Patience. Put in the hard work, years and years of it. It will be recognized, and additional opportunities will come. But, know…it likely won’t happen as fast as your 25-year old self wants. – Mark Haden

Welcome the feedback. It will help you grow, if you are true to yourself. – Gabe Ramirez

I would say watch for the subtle, positive shifts, give yourself more credit for what you can do and surround yourself with people who want to grow and learn. – Denise Murray

To make the world a better place, the least one can offer is to share the best of our experiences forward.

Joseph Campbell:

He who thinks he knows, doesn’t know. He who knows that he doesn’t know, knows. For in this context, to know is not to know. And not to know is to know.”

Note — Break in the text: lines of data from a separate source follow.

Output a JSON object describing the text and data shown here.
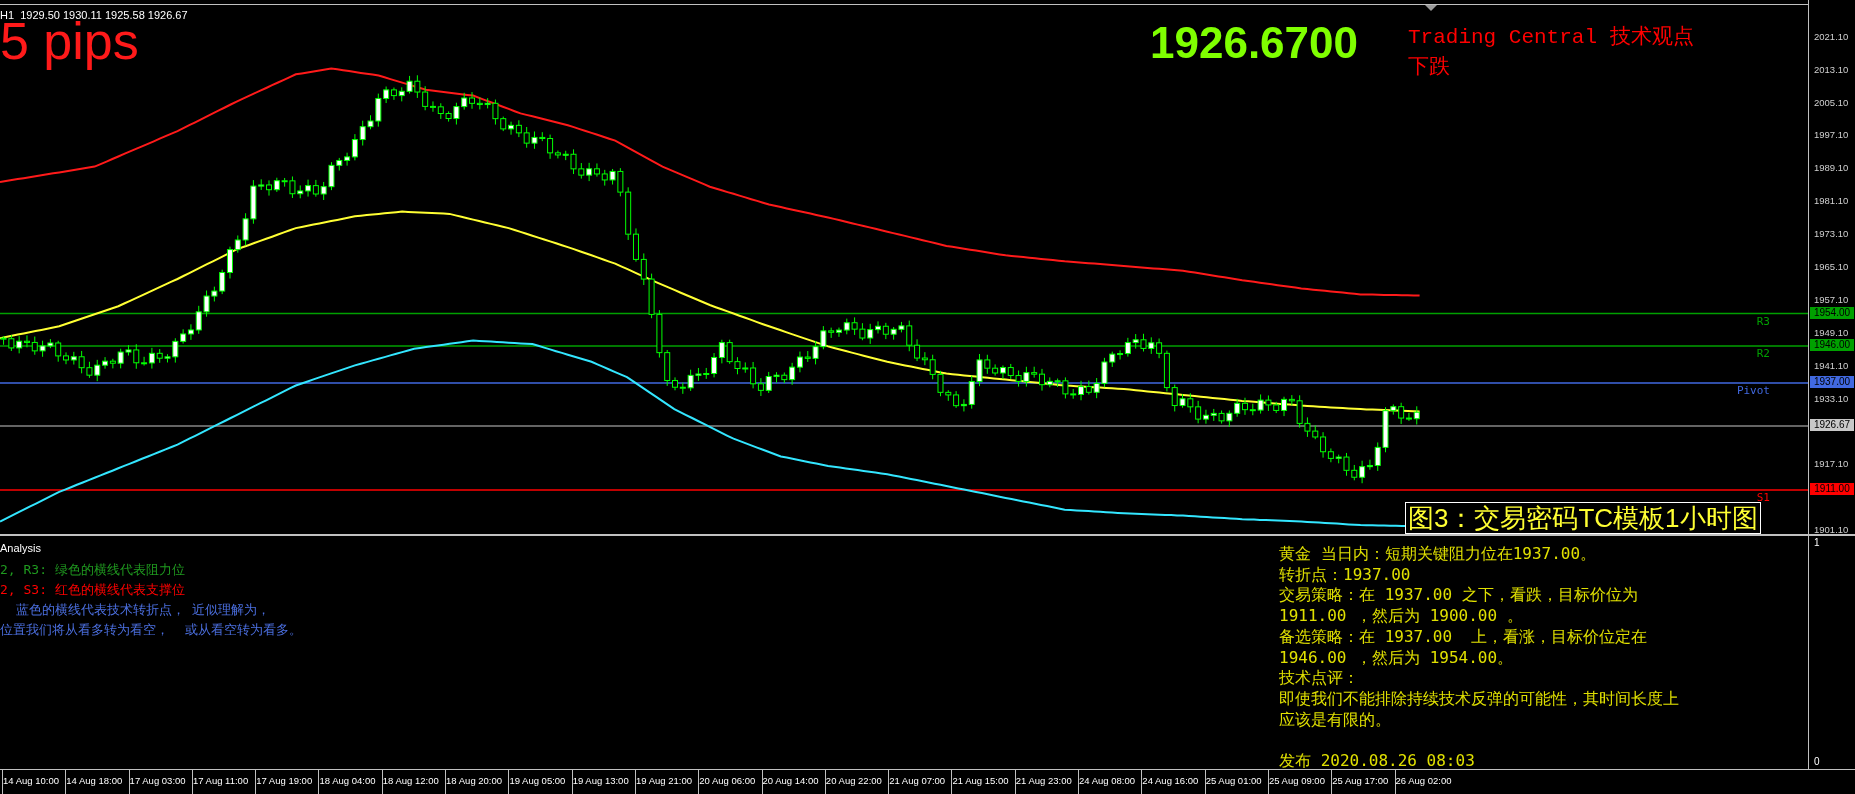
{
  "header": {
    "quote": "H1  1929.50 1930.11 1925.58 1926.67"
  },
  "pips_label": "5 pips",
  "price": "1926.6700",
  "view": {
    "title": "Trading Central 技术观点",
    "direction": "下跌"
  },
  "levels": [
    {
      "label": "R3",
      "tag": "1954.00",
      "color": "#00a000"
    },
    {
      "label": "R2",
      "tag": "1946.00",
      "color": "#00a000"
    },
    {
      "label": "Pivot",
      "tag": "1937.00",
      "color": "#4169e1"
    },
    {
      "tag": "1926.67",
      "color": "#c8c8c8"
    },
    {
      "label": "S1",
      "tag": "1911.00",
      "color": "#ff0000"
    }
  ],
  "caption": "图3：交易密码TC模板1小时图",
  "price_axis": [
    "2021.10",
    "2013.10",
    "2005.10",
    "1997.10",
    "1989.10",
    "1981.10",
    "1973.10",
    "1965.10",
    "1957.10",
    "1949.10",
    "1941.10",
    "1933.10",
    "1917.10",
    "1901.10"
  ],
  "analysis": {
    "title": "Analysis",
    "legend": [
      {
        "text": "2, R3: 绿色的横线代表阻力位",
        "color": "#1f9a1f"
      },
      {
        "text": "2, S3: 红色的横线代表支撑位",
        "color": "#ff0000"
      },
      {
        "text": "  蓝色的横线代表技术转折点， 近似理解为，",
        "color": "#4b6fe0"
      },
      {
        "text": "位置我们将从看多转为看空，  或从看空转为看多。",
        "color": "#4b6fe0"
      }
    ],
    "axis": [
      "1",
      "0"
    ],
    "report": [
      "黄金 当日内：短期关键阻力位在1937.00。",
      "转折点：1937.00",
      "交易策略：在 1937.00 之下，看跌，目标价位为",
      "1911.00 ，然后为 1900.00 。",
      "备选策略：在 1937.00  上，看涨，目标价位定在",
      "1946.00 ，然后为 1954.00。",
      "技术点评：",
      "即使我们不能排除持续技术反弹的可能性，其时间长度上",
      "应该是有限的。"
    ],
    "published": "发布 2020.08.26 08:03"
  },
  "time_axis": [
    "14 Aug 10:00",
    "14 Aug 18:00",
    "17 Aug 03:00",
    "17 Aug 11:00",
    "17 Aug 19:00",
    "18 Aug 04:00",
    "18 Aug 12:00",
    "18 Aug 20:00",
    "19 Aug 05:00",
    "19 Aug 13:00",
    "19 Aug 21:00",
    "20 Aug 06:00",
    "20 Aug 14:00",
    "20 Aug 22:00",
    "21 Aug 07:00",
    "21 Aug 15:00",
    "21 Aug 23:00",
    "24 Aug 08:00",
    "24 Aug 16:00",
    "25 Aug 01:00",
    "25 Aug 09:00",
    "25 Aug 17:00",
    "26 Aug 02:00"
  ]
}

Rossina Gil, MSOD, MAIS, is a Global Leadership and Organization Development Practitioner, and the founder of Corporate Looking Glass, LLC – a diverse consultancy of OD experts and strategic thinking partners. She is the author of The Corporate Looking Glass: Using Culture for Your Competitive AdvantageWe increase retention. Visit



About Rossina

Thought Partner & Corporate Primatologist

Posted on July 26, 2018, in Uncategorized. Bookmark the permalink. Leave a comment.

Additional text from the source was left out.